Planning a concert is rather like planning a major oratorio-- in this case, a major work with texts and themes determined by a very narrow focus. I was privy to an "Ave Maria concert" several years ago which ended up, despite its entirely unobjectionable repertoire, bothering both singers and audience; the more deeply I dove into my own project, the more I empathized with that conductor and his nearly impossible task. A series of beautiful motets, one after the other, just won't cut it. One needs to discover a structure-- a wave or a mountain or some such image of forward-moving energy, which has the power to get from here to there, without dissipating before accomplishing a full-length concert. This is always difficult with unaccompanied singing, which has so narrow and subtle a range of color and dynamics; and certainly a challenge when every single text deals with the rather limited list of Mary's attributes! I didn't want to settle on a chronological arrangement, nor on a national one-- I was more interested in mixing these particular elements, not randomly, but intuitively, much as I mix voices when placing them within a section-- not by formula, but by ear, finding the best combination of the materials at hand to build a unified section sound.
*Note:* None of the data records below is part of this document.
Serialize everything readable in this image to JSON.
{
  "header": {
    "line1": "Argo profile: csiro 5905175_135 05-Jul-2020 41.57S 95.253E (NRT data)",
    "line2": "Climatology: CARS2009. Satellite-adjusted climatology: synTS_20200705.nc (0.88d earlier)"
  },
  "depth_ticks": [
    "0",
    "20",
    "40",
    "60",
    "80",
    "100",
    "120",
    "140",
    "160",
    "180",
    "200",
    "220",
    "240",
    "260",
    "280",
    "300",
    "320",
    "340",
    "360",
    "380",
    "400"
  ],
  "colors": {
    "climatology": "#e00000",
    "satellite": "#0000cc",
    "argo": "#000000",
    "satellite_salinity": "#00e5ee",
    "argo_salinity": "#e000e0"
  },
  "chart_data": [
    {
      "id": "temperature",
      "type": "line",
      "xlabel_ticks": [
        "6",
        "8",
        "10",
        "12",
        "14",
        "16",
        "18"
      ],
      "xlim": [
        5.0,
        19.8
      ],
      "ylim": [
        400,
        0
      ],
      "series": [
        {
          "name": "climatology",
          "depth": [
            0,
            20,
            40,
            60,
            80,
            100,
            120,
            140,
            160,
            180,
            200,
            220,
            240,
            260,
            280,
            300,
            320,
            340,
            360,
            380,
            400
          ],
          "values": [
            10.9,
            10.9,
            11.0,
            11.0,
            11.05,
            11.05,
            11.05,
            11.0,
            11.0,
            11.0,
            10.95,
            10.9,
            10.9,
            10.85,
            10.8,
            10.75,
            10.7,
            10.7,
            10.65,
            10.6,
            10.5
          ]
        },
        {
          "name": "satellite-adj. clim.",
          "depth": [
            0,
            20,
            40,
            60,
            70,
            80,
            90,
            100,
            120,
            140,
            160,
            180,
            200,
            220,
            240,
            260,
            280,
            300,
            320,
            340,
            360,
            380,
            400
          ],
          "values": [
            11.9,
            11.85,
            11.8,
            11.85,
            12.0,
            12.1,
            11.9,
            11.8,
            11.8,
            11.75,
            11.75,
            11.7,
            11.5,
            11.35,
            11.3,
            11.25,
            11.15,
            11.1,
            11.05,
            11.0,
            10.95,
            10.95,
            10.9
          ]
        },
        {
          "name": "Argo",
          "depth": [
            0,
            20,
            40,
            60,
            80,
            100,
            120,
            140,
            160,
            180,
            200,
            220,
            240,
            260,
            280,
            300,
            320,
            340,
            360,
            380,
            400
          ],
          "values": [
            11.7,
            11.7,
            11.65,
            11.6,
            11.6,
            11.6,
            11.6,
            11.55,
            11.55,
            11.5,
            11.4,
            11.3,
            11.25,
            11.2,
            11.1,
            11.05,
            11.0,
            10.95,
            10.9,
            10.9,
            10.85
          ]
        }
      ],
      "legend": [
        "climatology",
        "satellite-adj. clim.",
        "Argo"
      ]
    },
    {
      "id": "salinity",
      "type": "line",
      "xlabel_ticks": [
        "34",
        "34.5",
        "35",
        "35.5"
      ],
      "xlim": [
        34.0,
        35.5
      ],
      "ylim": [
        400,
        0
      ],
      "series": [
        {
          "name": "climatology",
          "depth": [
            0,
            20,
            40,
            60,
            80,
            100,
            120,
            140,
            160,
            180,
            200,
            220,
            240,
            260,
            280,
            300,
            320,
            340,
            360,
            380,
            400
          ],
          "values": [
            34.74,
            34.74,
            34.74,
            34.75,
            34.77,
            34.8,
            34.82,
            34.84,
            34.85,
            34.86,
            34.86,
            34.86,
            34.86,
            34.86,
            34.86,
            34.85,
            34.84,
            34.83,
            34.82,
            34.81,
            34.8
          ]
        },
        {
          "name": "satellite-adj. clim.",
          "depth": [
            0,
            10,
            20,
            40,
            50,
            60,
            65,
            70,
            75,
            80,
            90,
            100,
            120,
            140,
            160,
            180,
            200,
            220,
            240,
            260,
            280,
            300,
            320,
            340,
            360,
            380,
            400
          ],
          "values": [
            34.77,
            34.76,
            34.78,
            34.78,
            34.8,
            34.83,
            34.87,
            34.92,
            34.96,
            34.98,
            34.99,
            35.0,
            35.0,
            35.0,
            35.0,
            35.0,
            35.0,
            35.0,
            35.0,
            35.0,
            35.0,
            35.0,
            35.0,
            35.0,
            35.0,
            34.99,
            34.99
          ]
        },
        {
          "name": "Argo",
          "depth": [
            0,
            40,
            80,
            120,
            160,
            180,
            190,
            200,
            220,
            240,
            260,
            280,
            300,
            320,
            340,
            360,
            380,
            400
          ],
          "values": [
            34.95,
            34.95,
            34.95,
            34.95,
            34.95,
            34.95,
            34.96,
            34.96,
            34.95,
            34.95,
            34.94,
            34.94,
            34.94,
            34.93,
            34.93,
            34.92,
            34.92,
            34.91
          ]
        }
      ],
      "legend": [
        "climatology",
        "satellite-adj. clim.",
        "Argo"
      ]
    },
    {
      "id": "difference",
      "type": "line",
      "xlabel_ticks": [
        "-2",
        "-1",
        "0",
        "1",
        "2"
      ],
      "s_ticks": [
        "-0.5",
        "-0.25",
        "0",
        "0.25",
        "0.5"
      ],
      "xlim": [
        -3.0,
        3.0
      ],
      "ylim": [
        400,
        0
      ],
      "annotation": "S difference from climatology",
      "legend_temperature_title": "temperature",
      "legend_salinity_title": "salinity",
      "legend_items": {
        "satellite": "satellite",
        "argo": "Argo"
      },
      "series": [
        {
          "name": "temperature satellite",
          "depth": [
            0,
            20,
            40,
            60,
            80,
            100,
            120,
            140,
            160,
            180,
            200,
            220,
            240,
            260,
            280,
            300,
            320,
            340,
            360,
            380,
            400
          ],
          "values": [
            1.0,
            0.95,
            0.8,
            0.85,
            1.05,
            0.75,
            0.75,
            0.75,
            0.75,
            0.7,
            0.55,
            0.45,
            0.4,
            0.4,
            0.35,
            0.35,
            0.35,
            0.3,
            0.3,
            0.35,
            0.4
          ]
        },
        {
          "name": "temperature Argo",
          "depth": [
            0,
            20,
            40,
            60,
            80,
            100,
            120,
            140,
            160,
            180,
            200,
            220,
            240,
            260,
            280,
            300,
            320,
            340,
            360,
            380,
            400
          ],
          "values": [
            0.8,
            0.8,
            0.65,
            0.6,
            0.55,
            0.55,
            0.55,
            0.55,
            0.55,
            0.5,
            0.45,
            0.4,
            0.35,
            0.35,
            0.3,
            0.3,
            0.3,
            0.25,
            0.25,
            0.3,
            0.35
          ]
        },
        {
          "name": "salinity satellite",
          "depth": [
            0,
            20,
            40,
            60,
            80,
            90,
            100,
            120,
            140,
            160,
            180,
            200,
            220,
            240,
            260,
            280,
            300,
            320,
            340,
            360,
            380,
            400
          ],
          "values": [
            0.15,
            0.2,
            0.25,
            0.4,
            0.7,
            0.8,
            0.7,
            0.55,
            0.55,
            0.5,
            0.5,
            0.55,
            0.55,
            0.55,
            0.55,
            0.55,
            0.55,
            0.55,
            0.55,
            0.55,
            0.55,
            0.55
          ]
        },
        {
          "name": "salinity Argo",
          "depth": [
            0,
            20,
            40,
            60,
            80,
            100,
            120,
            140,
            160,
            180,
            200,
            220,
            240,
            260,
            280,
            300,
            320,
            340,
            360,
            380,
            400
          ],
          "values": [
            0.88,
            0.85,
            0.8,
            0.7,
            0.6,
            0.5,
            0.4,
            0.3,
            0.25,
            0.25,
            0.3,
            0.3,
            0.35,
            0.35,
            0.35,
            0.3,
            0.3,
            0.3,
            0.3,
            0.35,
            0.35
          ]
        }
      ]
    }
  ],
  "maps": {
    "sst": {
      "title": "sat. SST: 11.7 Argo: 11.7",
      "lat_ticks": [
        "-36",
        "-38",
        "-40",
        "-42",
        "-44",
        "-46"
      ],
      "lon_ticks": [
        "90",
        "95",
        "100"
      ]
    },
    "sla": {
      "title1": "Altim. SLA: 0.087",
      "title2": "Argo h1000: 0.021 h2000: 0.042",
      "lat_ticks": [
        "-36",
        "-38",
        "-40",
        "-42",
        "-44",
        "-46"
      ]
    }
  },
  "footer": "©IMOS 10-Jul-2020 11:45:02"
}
I ended up with a program built on five pillars-- five slightly varied iterations of the Ave Maria text, set in widely divergent styles (Josquin, Biebl, Bruckner, Poulenc, Rachmaninoff),for SATB, TTBB, and SSA voicings. I then worked in two chants-- a Magnificat for women's voices, Alma Redemptoris Mater for men's voices-- and two settings by scandinavian composers (Olsson and Kverno) of Ave Maris Stella. At this point I felt I needed something big, a resting place between numerous small pieces-- so I added the Gorecky Totus tuus. I chose the remaining motets and texts-- Britten, Byrd, Sandström, another Rachmaninoff-- to complement what I had.
And, with regret, I discarded just about as many pieces as I chose, each of them wonderful, because I could not justify adding them to what had come to be a unified work with a rhythm and inevitability all its own. A couple that I particularly liked and hated to lose-- Pärt Magnificat and Verdi Ave Maria-- will appear in their appropriate places at our December 6 Advent Vespers at the Monastery. A good reason to attend both events!